A heart in New York, a rose on the street 
I write my song to that city heartbeat 
A heart in New York, love in her eye, an open door at a friend for the night 

Erano passati cinque mesi da quando Rory aveva visto Amy seduta al tavolino del Childs Bar, cinque mesi da quando Amy aveva detto addio al suo Dottore Stropicciato.
Una donna avanzava velocemente in una via buia di New York, avvolta dall’umidità e dal caotico miscuglio di rumori della città. I suoi tacchi alti ticchettavano allegramente sulle lastre di pietra della stradina, calpestando sottili schegge di legno, frammenti di pietra e i petali anneriti di una rosa gialla che era stata gettata sulla strada.
I tacchi della donna si fermarono di fronte ad un portone di legno.

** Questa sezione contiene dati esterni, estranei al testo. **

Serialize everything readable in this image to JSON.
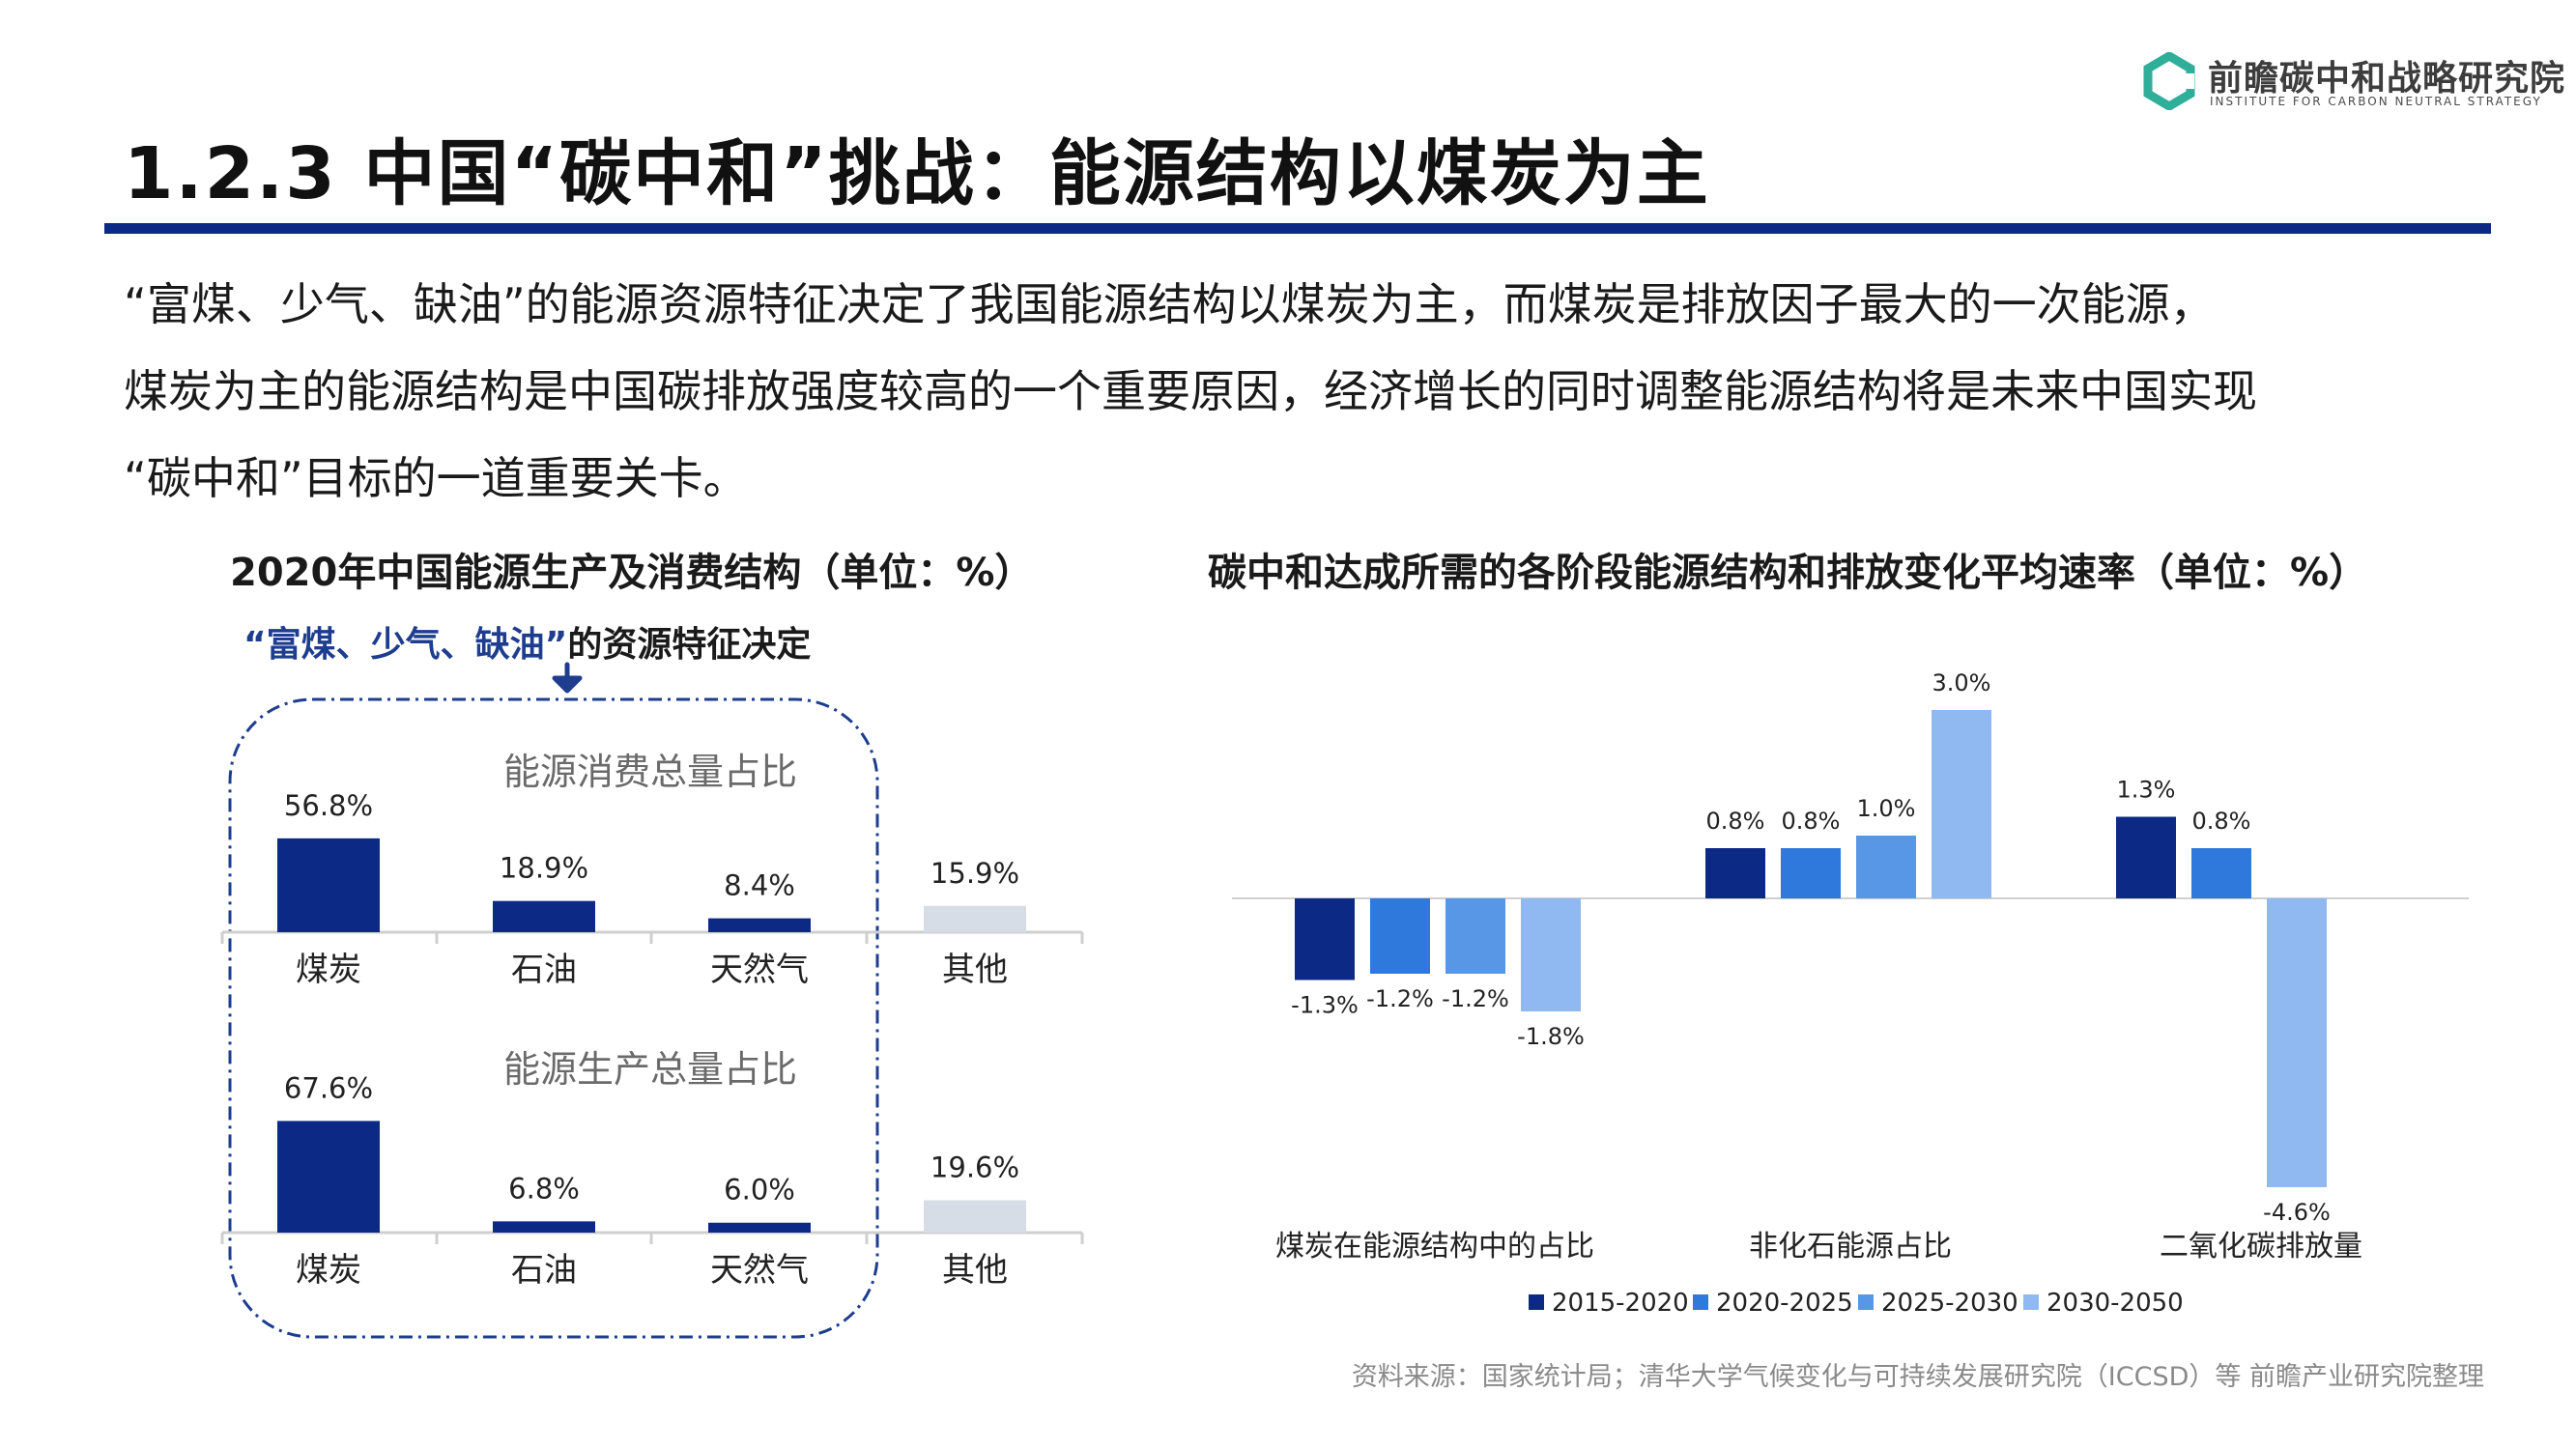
{
  "logo": {
    "name_cn": "前瞻碳中和战略研究院",
    "name_en": "INSTITUTE FOR CARBON NEUTRAL STRATEGY"
  },
  "page_title": "1.2.3 中国“碳中和”挑战：能源结构以煤炭为主",
  "intro_lines": [
    "“富煤、少气、缺油”的能源资源特征决定了我国能源结构以煤炭为主，而煤炭是排放因子最大的一次能源，",
    "煤炭为主的能源结构是中国碳排放强度较高的一个重要原因，经济增长的同时调整能源结构将是未来中国实现",
    "“碳中和”目标的一道重要关卡。"
  ],
  "left_chart": {
    "title": "2020年中国能源生产及消费结构（单位：%）",
    "annotation_highlight": "“富煤、少气、缺油”",
    "annotation_rest": "的资源特征决定"
  },
  "right_chart": {
    "title": "碳中和达成所需的各阶段能源结构和排放变化平均速率（单位：%）"
  },
  "source": "资料来源：国家统计局；清华大学气候变化与可持续发展研究院（ICCSD）等 前瞻产业研究院整理",
  "colors": {
    "dark_blue": "#0c2a85",
    "blue_2": "#2e79db",
    "blue_3": "#5897e6",
    "blue_4": "#8fb9f0",
    "other_gray": "#d7dde6",
    "dashed_border": "#1e3d8f",
    "logo_green": "#2fae9a"
  },
  "chart_data": [
    {
      "type": "bar",
      "title": "能源消费总量占比",
      "categories": [
        "煤炭",
        "石油",
        "天然气",
        "其他"
      ],
      "values": [
        56.8,
        18.9,
        8.4,
        15.9
      ],
      "value_labels": [
        "56.8%",
        "18.9%",
        "8.4%",
        "15.9%"
      ],
      "bar_colors": [
        "#0c2a85",
        "#0c2a85",
        "#0c2a85",
        "#d7dde6"
      ]
    },
    {
      "type": "bar",
      "title": "能源生产总量占比",
      "categories": [
        "煤炭",
        "石油",
        "天然气",
        "其他"
      ],
      "values": [
        67.6,
        6.8,
        6.0,
        19.6
      ],
      "value_labels": [
        "67.6%",
        "6.8%",
        "6.0%",
        "19.6%"
      ],
      "bar_colors": [
        "#0c2a85",
        "#0c2a85",
        "#0c2a85",
        "#d7dde6"
      ]
    },
    {
      "type": "bar",
      "categories": [
        "煤炭在能源结构中的占比",
        "非化石能源占比",
        "二氧化碳排放量"
      ],
      "legend_position": "bottom",
      "series": [
        {
          "name": "2015-2020",
          "color": "#0c2a85",
          "values": [
            -1.3,
            0.8,
            1.3
          ],
          "labels": [
            "-1.3%",
            "0.8%",
            "1.3%"
          ]
        },
        {
          "name": "2020-2025",
          "color": "#2e79db",
          "values": [
            -1.2,
            0.8,
            0.8
          ],
          "labels": [
            "-1.2%",
            "0.8%",
            "0.8%"
          ]
        },
        {
          "name": "2025-2030",
          "color": "#5897e6",
          "values": [
            -1.2,
            1.0,
            null
          ],
          "labels": [
            "-1.2%",
            "1.0%",
            ""
          ]
        },
        {
          "name": "2030-2050",
          "color": "#8fb9f0",
          "values": [
            -1.8,
            3.0,
            -4.6
          ],
          "labels": [
            "-1.8%",
            "3.0%",
            "-4.6%"
          ]
        }
      ]
    }
  ]
}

Due battiti sulla porta di ingresso, un mormorio assonnato proveniente dall’interno dell’abitazione e un fruscio di stoffa. Poche decine di secondi dopo, un volto pallido incorniciato da una criniera rossa scompigliata comparve fra il muro e la porta che veniva socchiusa. 

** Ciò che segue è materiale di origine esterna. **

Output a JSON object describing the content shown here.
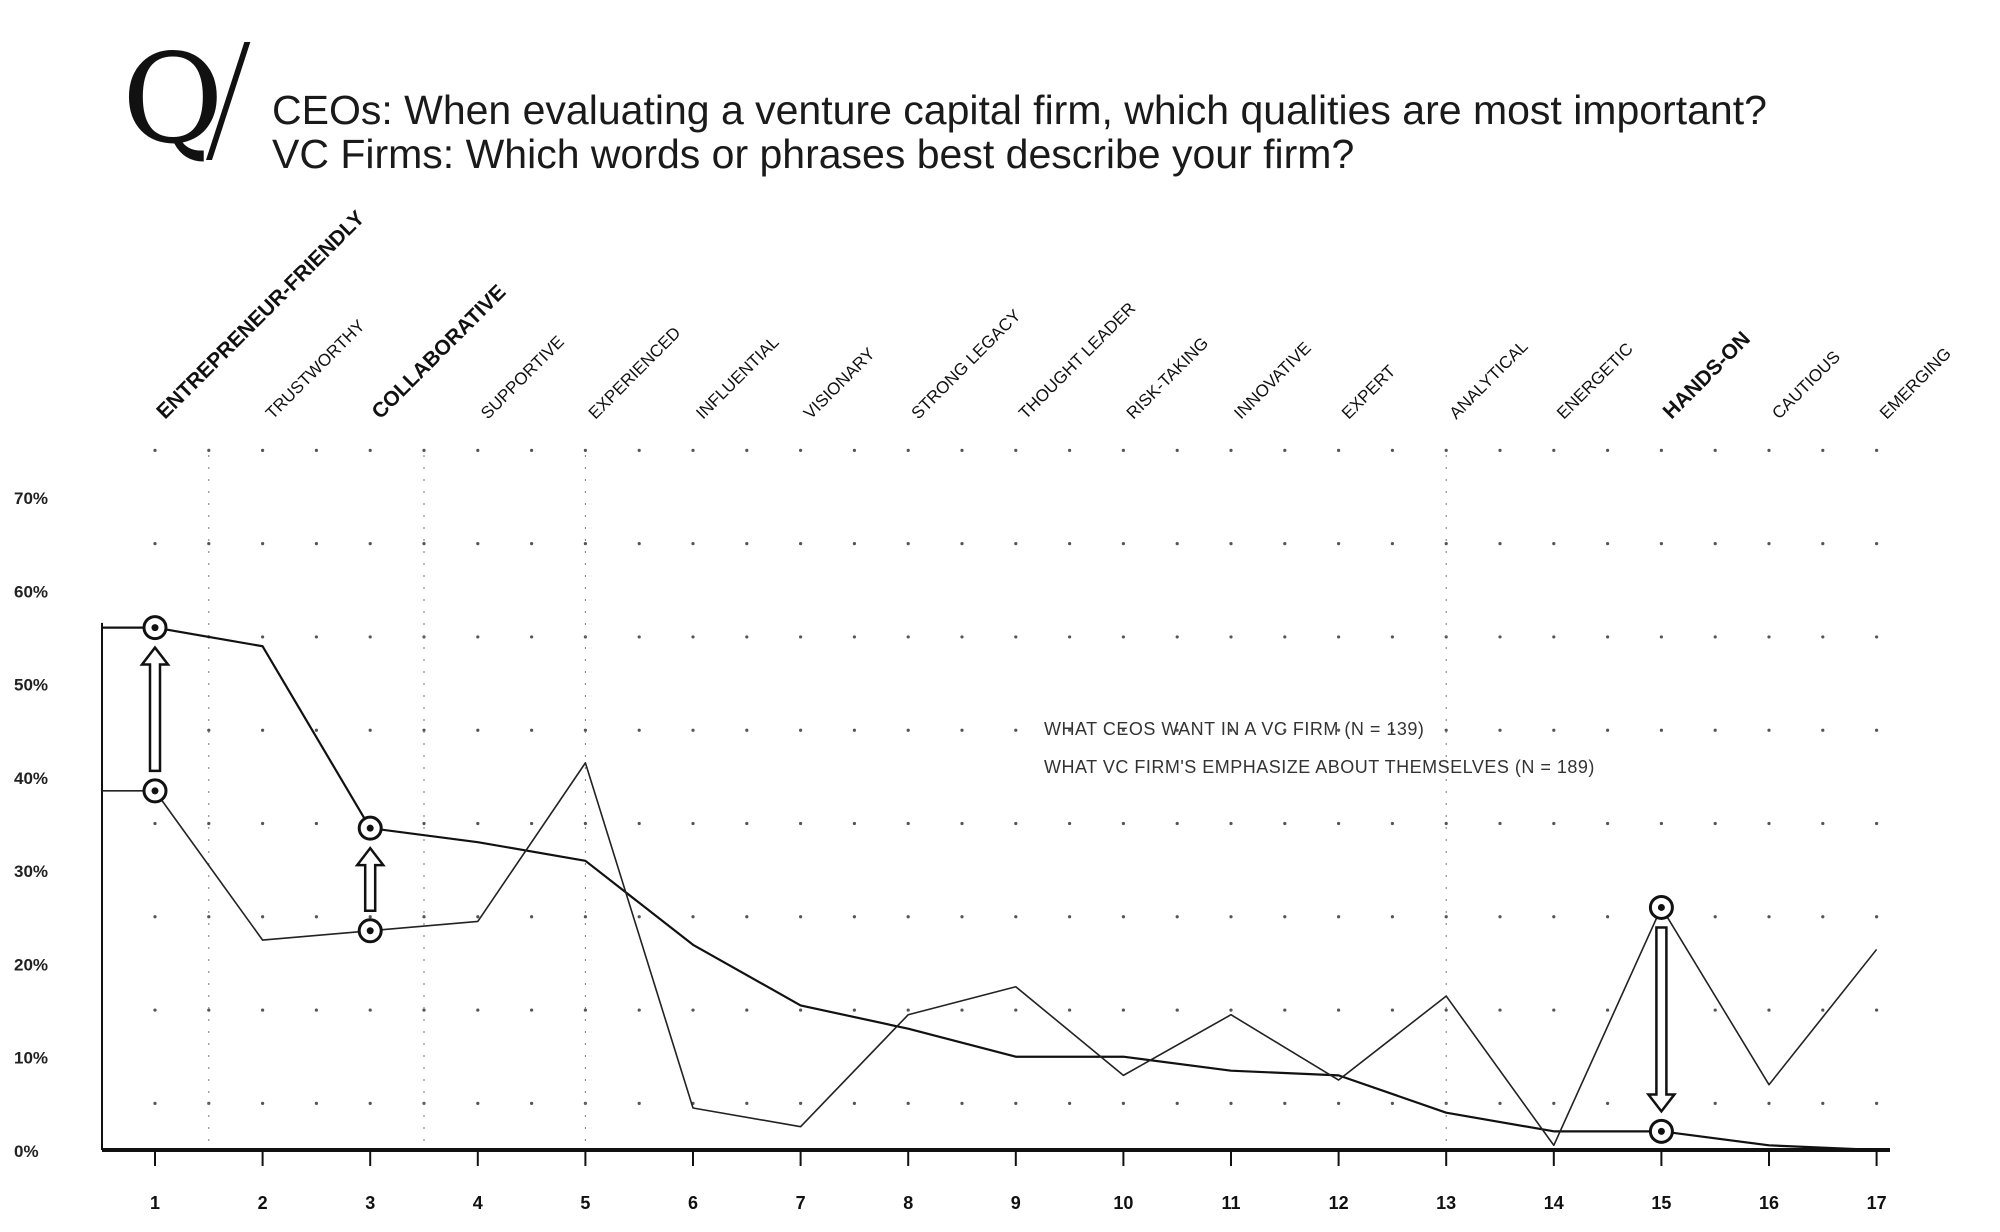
{
  "header": {
    "mark": "Q",
    "question_ceo": "CEOs: When evaluating a venture capital firm, which qualities are most important?",
    "question_vc": "VC Firms: Which words or phrases best describe your firm?"
  },
  "chart_data": {
    "type": "line",
    "title": "",
    "xlabel": "",
    "ylabel": "",
    "x": [
      1,
      2,
      3,
      4,
      5,
      6,
      7,
      8,
      9,
      10,
      11,
      12,
      13,
      14,
      15,
      16,
      17
    ],
    "categories": [
      "ENTREPRENEUR-FRIENDLY",
      "TRUSTWORTHY",
      "COLLABORATIVE",
      "SUPPORTIVE",
      "EXPERIENCED",
      "INFLUENTIAL",
      "VISIONARY",
      "STRONG LEGACY",
      "THOUGHT LEADER",
      "RISK-TAKING",
      "INNOVATIVE",
      "EXPERT",
      "ANALYTICAL",
      "ENERGETIC",
      "HANDS-ON",
      "CAUTIOUS",
      "EMERGING"
    ],
    "highlighted_categories": [
      "ENTREPRENEUR-FRIENDLY",
      "COLLABORATIVE",
      "HANDS-ON"
    ],
    "ylim": [
      0,
      70
    ],
    "yticks": [
      "0%",
      "10%",
      "20%",
      "30%",
      "40%",
      "50%",
      "60%",
      "70%"
    ],
    "series": [
      {
        "name": "WHAT CEOS WANT IN A VC FIRM (N = 139)",
        "values": [
          56,
          54,
          34.5,
          33,
          31,
          22,
          15.5,
          13,
          10,
          10,
          8.5,
          8,
          4,
          2,
          2,
          0.5,
          0
        ]
      },
      {
        "name": "WHAT VC FIRM'S EMPHASIZE ABOUT THEMSELVES (N = 189)",
        "values": [
          38.5,
          22.5,
          23.5,
          24.5,
          41.5,
          4.5,
          2.5,
          14.5,
          17.5,
          8,
          14.5,
          7.5,
          16.5,
          0.5,
          26,
          7,
          21.5
        ]
      }
    ],
    "markers": [
      {
        "x": 1,
        "from": 38.5,
        "to": 56
      },
      {
        "x": 3,
        "from": 23.5,
        "to": 34.5
      },
      {
        "x": 15,
        "from": 26,
        "to": 2
      }
    ],
    "grid": "dotted",
    "legend": "center-right"
  }
}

La donna dai tacchi alti sorrise a quell'apparizione.
‹‹Ciao, mamma.››
Nella borsa che scivolava lungo il suo fianco destro, le pagine di un libro non ancora pubblicato frusciarono quando la donna si mosse verso la porta che si spalancava per accoglierla. 

 
*Il Great New England Hurricane, che si abbatté sullo stato di New York e sul New England il 21 Settembre 1938.
 
Dunque, dunque. È dalla fine della heart-breaking  meravigliosa 7x05 che muoio dalla voglia di scrivere qualcosa su quello che succede a Amy e Rory nel 1938, ma non avevo idea di cosa scrivere. Oggi, per caso, mi sono imbattuta nel testo di questa canzone e mi si è accesa una lampadina nella mente. Come sempre, una volta finito di scrivere questa storia mi sono resa conto che è completamente diversa da quello che avevo intenzione di scrivere, ma pazienza. Ho passato due ore e mezza a fissare vecchie foto in bianco e nero e dipinti che rappresentavano New York: alla fine, ero così stanca che la mia sanità mentale ha tentato di saltare giù da un tetto come se fosse stata un personaggio mosso da Moffat. Perciò, mi accontento di essere riuscita a salvare parte della mia sanità mentale e di questa storia leggermente delirante come risultato.
quindi apprezzo il fatto di aver conservato parte della mia sanità mentale e mi accontento di questa storia come risultato.
Un paio di note:
-          il Childs Bar esisteva davvero nella New York degli anni trenta, ho solo cambiato la zona della città in cui si trovava.
-          So che River non chiama praticamente mai Amy “mamma”, ma volevo richiamare il “Hello, dad” che River rivolge a Rory durante la puntata.
-          La canzone è A Heart in New York di Art Garfunkel
-          Mentre ascoltavo la canzone su YouTube, fra i video consigliati a lato del video in riproduzione è comparso un fanvid su Amy e Rory ambientato durante The Angels Take Manhattan. A volte amo le coincidenze.
-          Lo so, mettere come introduzione la conclusione della storia è una cosa un po’ strana. Credo di essere stata contagiata da River, con i suoi spoiler e le storie che cominciano finendo.